In deze uitspraak van de Rechtbank Zeeland-West-Brabant op 13 oktober 2022, wordt het beroep van belanghebbende tegen de uitspraak op bezwaar van de inspecteur van de belastingdienst beoordeeld. De inspecteur had aan belanghebbende een naheffingsaanslag motorrijtuigenbelasting opgelegd voor de periode van 22 september 2019 tot en met 14 augustus 2020, alsmede een verzuimboete. De rechtbank behandelt de ontvankelijkheid van het beroep en concludeert dat deze ontvankelijk is, omdat het beroepschrift tijdig is ingediend.
De rechtbank gaat vervolgens in op de feiten van de zaak, waarbij belanghebbende een Volkswagen Polo bezat die gedurende een bepaalde periode geschorst was. De auto is op 24 juni 2020 APK-gekeurd, maar op 25 juni 2020 is geconstateerd dat de auto gebruik heeft gemaakt van de weg. De rechtbank oordeelt dat de naheffingsaanslag terecht is opgelegd, omdat de vrijstelling van motorrijtuigenbelasting alleen geldt als op de dag van de keuring gebruik wordt gemaakt van de weg, wat in dit geval niet het geval was.

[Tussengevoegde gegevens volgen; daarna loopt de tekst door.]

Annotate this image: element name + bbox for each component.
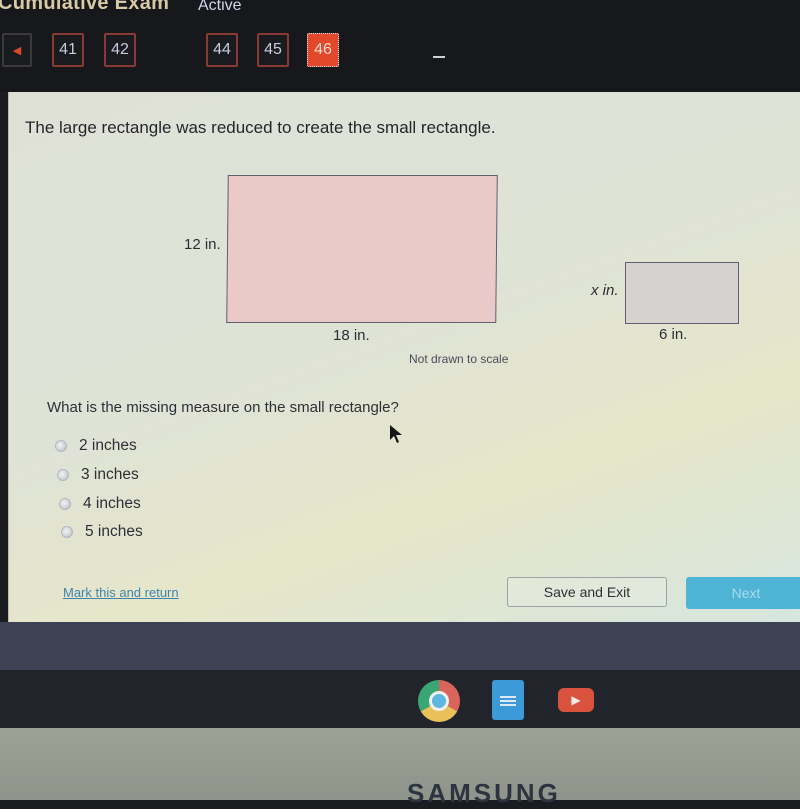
question-nav-46-current[interactable]: 46 <box>307 33 339 67</box>
radio-button[interactable] <box>61 526 73 538</box>
brand-logo: SAMSUNG <box>407 778 561 808</box>
answer-option[interactable]: 3 inches <box>57 466 139 484</box>
question-intro: The large rectangle was reduced to creat… <box>25 118 496 137</box>
youtube-icon[interactable]: ▶ <box>558 688 594 712</box>
mouse-cursor-icon <box>389 424 403 449</box>
exam-header: Cumulative Exam Active ◀ 41 42 44 45 46 <box>0 0 800 92</box>
large-rectangle <box>226 175 498 323</box>
radio-button[interactable] <box>59 498 71 510</box>
option-label: 4 inches <box>83 495 141 512</box>
exam-status: Active <box>198 0 242 14</box>
exam-title: Cumulative Exam <box>0 0 170 14</box>
question-nav-45[interactable]: 45 <box>257 33 289 67</box>
radio-button[interactable] <box>55 440 67 452</box>
chrome-icon[interactable] <box>418 680 460 722</box>
answer-option[interactable]: 4 inches <box>59 495 141 513</box>
laptop-bezel <box>0 728 800 800</box>
option-label: 2 inches <box>79 437 137 454</box>
question-prompt: What is the missing measure on the small… <box>47 399 399 416</box>
question-panel: The large rectangle was reduced to creat… <box>8 92 800 622</box>
running-indicator <box>433 56 445 58</box>
triangle-left-icon: ◀ <box>12 44 22 57</box>
small-rect-width-label: 6 in. <box>659 326 688 343</box>
answer-option[interactable]: 2 inches <box>55 437 137 455</box>
scale-note: Not drawn to scale <box>409 352 509 366</box>
option-label: 5 inches <box>85 523 143 540</box>
option-label: 3 inches <box>81 466 139 483</box>
next-button[interactable]: Next <box>686 577 800 609</box>
question-nav-44[interactable]: 44 <box>206 33 238 67</box>
radio-button[interactable] <box>57 469 69 481</box>
question-nav-42[interactable]: 42 <box>104 33 136 67</box>
app-shelf: ▶ <box>0 670 800 728</box>
desktop-background <box>0 622 800 670</box>
answer-option[interactable]: 5 inches <box>61 523 143 541</box>
large-rect-width-label: 18 in. <box>333 327 370 344</box>
small-rectangle <box>625 262 739 324</box>
small-rect-height-label: x in. <box>591 282 619 299</box>
question-nav-41[interactable]: 41 <box>52 33 84 67</box>
previous-button[interactable]: ◀ <box>2 33 32 67</box>
large-rect-height-label: 12 in. <box>184 236 221 253</box>
mark-and-return-link[interactable]: Mark this and return <box>63 585 179 600</box>
save-and-exit-button[interactable]: Save and Exit <box>507 577 667 607</box>
docs-icon[interactable] <box>492 680 524 720</box>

Belanghebbende heeft ook een beroep gedaan op het vertrouwensbeginsel, maar de rechtbank oordeelt dat dit beroep niet slaagt. De informatie van de RDW kan niet als bindend worden beschouwd voor de belastingdienst. De rechtbank concludeert dat de verzuimboete in beginsel terecht is opgelegd, maar vermindert deze tot € 203, rekening houdend met de omstandigheden van het geval en de intentie van belanghebbende om te handelen in overeenstemming met de wet. De rechtbank verklaart het beroep gegrond voor zover het betrekking heeft op de verzuimboete, maar houdt de naheffingsaanslag in stand.